Sep 06, 2009 18:04
I just saw this one Hetalia fanart where China was cleaning out Hong Kong and Korea's ears with those wooden sticks with the fuzzy stuff on the end. And it triggered a memory of the time when it was just the three of us--my mom, my little sis, and me--and how my little sister and I would lay our heads in her lap just like the way the artist drew Hong Kong and China. I remember how she would say, "If it hurts, tell me." She would always be careful not to cause pain. But whenever it was my turn, I'd always flinch and cry out, "It hurts!" even when it didn't. And afterward, my ears would always feel refreshed (but a little itchy from being poked around). I wonder when we stopped doing that. Probably after I left to live with my dad. But for some reason the memory of these "ear cleaning sessions" seem just like yesterday. I don't know why, but they just do. I haven't thought about it in a long time, but I have some really good memories of that time, when it was just us three.
We would go TCBY or some other ice cream place and she'd buy us ice cream cones (pretty big ones, too) after we finished grocery shopping. And when we shopped anywhere, any place, I remember my mom constantly telling us, "Don't touch anything." Which made me want to touch something just to refute her. Especially the meat. Oh man. The meat section was so much fun when I was a kid--I was always poking, prodding, and pinching the meat from outside of their cellophane wrapping because they all felt so cold and mushy. It was practically asking to be groped. And then, of course, my mom would get mad at me. So I'd do it when I thought she wasn't looking.

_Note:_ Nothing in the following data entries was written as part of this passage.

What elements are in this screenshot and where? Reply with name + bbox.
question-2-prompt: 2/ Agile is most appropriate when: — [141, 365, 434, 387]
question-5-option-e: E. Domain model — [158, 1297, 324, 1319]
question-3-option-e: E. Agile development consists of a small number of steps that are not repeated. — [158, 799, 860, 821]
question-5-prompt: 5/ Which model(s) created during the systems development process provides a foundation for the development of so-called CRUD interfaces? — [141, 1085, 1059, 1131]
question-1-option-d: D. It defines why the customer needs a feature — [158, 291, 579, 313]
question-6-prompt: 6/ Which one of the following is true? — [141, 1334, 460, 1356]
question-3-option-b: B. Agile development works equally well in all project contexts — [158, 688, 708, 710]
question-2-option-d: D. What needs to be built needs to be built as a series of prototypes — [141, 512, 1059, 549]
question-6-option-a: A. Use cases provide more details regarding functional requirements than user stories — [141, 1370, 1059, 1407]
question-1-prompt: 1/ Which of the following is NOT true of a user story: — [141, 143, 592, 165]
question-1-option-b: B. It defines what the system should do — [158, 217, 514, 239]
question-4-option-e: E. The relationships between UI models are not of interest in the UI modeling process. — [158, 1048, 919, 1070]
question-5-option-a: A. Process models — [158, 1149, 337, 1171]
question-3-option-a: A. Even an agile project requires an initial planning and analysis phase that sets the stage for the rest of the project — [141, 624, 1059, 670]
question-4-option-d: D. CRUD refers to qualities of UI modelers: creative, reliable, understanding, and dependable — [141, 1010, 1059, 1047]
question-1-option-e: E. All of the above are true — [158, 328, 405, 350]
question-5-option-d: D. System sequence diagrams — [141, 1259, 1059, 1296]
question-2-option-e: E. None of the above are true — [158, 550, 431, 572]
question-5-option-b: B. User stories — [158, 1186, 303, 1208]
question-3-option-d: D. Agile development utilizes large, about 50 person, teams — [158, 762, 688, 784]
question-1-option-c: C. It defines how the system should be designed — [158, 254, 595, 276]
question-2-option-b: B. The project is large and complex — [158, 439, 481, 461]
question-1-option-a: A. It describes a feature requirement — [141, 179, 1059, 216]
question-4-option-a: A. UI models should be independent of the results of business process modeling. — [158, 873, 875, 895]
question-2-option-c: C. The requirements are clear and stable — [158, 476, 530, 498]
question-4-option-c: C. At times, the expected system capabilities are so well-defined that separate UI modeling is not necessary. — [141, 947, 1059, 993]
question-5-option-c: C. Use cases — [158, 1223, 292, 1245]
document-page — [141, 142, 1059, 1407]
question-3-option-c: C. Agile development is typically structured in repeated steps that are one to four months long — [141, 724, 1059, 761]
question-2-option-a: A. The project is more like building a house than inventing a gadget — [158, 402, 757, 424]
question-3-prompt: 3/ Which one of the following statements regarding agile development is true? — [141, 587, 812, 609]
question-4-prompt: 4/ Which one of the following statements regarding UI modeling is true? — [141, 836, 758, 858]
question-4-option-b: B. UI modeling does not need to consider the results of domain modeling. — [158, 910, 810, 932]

We'd always check out books and DVDs from the local library and usually my sister and I would watch it together without her--but once, when my sister and I wrote down the lyrics to the ending song of this one Pokemon movie (the Jirachi one), and we tried to sing it together despite how high-pitched the song was, I remember she heard us and began to sing it with us. Or maybe I'm just imagining that one. But I'm fifty percent sure that happened. I remember she also used to sing in the car a Korean version of the "do re mi" scale. I remember thinking about how loud and resonant her voice was. Not exactly pretty, but pleasant in an opera-ish way.
And I can't remember anything much of the life the three of us shared other than that--the life we shared before my mother remarried and before I moved out to live with my dad. It's a sad thing, I believe, for a mother to lose her child. Which is what has happened to her, not only in the physical sense, but mentally as well. I left her. And it was my own choice. And now, after all these years, we've both realized (actually we've both known this for quite some time) that, as mother and daughter, we have nothing in common. Other than my little sister. Which is so very sad.
I love my mother--I always will. And she loves me. But that will never be enough to fill this chasm between us, will it?